A Community Service Award was presented to Walt Davis, the pastor of Life Journey Church, who is now also the chaplain for the department. He had presided over Martin’s funeral. Gentry noted that the church gave away thousands of bottles of water, free, at the Crozet Fourth of July celebration.
A second Community Service Award went to Kathy Wood, the owner of Otto’s. “She loves this community and she does a lot for it.”
Deputy Chief Will Schmertzler, who has served 18 years now, presented a third Community Service Award to King Family Vineyards, the banquet’s host for the fourth year. Banquets were previously held in the truck bays of the firehouse.
A fourth Community Service Award went to the Women’s Society of Crozet United Methodist Church.
Rich conferred the President’s Award on the volunteers generally. “You give 100 percent and if you lose you never accept defeat,” he said. “This is for all the volunteers who give their best. We’ll hang in in the kitchen and when we look at it we can ask ourselves if we earned it. We’ll know in our hearts if we have.”
Gentry said that in deciding on the Chief’s Award he asks himself, ‘Who gets along? Who gives extra? How active are they? How hard do they work?’ These two individuals step up: Alise Linquist and Mitch Fitzgerald.” Linquist is a new volunteer and Fitzgerald has now risen to the rank of captain. “He really moves things forward,” Gentry commented.
He called Mike Boyle, the winner of the Firefighter of the Year Award in 2013 and 2014, to the podium. “He’s from Louisiana,” said Gentry. “Don’t send him out in a snow storm. We love him. What would we do without him!” Meanwhile, Boyle has gone ‘career’ and taken a job with the Waynesboro Fire Department.

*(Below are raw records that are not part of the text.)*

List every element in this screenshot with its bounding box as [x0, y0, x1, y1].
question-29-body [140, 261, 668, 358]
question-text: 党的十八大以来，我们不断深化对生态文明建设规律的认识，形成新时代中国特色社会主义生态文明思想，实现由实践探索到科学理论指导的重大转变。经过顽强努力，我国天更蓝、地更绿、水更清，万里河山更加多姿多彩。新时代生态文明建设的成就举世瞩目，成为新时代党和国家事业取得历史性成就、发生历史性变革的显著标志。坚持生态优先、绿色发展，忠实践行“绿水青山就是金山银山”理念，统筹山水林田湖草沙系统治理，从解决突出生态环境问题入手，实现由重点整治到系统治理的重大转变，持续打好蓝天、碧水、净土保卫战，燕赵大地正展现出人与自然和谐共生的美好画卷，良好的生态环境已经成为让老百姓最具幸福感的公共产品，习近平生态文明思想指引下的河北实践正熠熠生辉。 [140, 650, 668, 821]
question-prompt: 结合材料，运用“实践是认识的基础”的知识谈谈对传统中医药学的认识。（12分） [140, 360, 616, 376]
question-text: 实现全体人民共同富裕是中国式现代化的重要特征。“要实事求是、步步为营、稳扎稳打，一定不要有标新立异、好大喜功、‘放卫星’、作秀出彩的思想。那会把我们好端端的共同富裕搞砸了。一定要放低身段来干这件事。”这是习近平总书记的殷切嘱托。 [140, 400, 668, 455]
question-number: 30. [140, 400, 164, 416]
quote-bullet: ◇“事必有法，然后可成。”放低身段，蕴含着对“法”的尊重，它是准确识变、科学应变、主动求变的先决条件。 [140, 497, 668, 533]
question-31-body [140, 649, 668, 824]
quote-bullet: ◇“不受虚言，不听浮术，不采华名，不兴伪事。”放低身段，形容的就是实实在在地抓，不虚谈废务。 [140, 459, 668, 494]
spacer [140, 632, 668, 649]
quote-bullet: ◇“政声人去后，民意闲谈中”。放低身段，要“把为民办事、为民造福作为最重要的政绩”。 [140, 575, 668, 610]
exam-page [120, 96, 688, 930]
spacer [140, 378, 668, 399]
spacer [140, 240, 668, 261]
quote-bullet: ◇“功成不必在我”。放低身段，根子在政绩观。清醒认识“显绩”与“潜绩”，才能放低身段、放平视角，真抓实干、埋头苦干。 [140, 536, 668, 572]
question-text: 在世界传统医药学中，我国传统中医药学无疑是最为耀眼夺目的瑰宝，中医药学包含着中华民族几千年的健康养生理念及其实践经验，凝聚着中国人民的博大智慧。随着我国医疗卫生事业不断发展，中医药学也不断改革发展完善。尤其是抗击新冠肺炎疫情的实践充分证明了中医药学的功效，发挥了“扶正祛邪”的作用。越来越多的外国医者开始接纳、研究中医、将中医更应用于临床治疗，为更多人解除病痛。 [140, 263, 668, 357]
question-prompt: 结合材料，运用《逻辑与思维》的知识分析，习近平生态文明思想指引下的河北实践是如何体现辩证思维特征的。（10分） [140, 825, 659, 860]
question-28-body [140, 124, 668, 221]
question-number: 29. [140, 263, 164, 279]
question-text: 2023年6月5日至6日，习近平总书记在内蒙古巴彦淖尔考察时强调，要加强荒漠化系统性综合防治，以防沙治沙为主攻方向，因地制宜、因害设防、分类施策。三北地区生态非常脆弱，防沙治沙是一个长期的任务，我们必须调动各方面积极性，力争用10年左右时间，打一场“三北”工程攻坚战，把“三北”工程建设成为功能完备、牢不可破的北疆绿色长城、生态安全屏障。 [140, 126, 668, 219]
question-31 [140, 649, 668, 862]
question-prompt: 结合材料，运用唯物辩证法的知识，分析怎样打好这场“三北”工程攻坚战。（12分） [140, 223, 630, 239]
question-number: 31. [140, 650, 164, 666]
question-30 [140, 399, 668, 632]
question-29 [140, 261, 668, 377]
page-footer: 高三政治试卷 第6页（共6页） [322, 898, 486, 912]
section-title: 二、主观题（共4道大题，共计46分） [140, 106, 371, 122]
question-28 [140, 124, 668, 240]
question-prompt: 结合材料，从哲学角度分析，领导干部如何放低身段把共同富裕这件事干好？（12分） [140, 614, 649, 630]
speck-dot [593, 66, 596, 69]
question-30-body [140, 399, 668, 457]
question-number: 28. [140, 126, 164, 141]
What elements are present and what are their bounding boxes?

Boyle came forward to present this year’s top award.
“I’m not a public spoken kind of guy,” Boyle began. “I hate to be in front of a crowd. It’s been an honor to receive this award for the last two years and to hear, ‘That guy, he gives 110 percent!’
“This week has been a hard week. Dick Martin was like a father to me. It’s a great honor to be called his son.”
Handed the trophy to present, Boyle quipped, “That dude’s worthless.” Then he turned earnest. “He steps up and he never fusses,” said Boyle. “It a great pleasure: Mike Rabin.”
Rabin, an airline pilot who is often away from home, accepted and thanked his wife for supporting him as a firefighter.
“It’s been a pleasure to know everyone in the department,” he said. “I am truly honored and I look forward to continuing my service with you fine people.”
“It takes a team,” Gentry reminded the crowd as the awards wrapped up. “It’s not just one or two individuals.”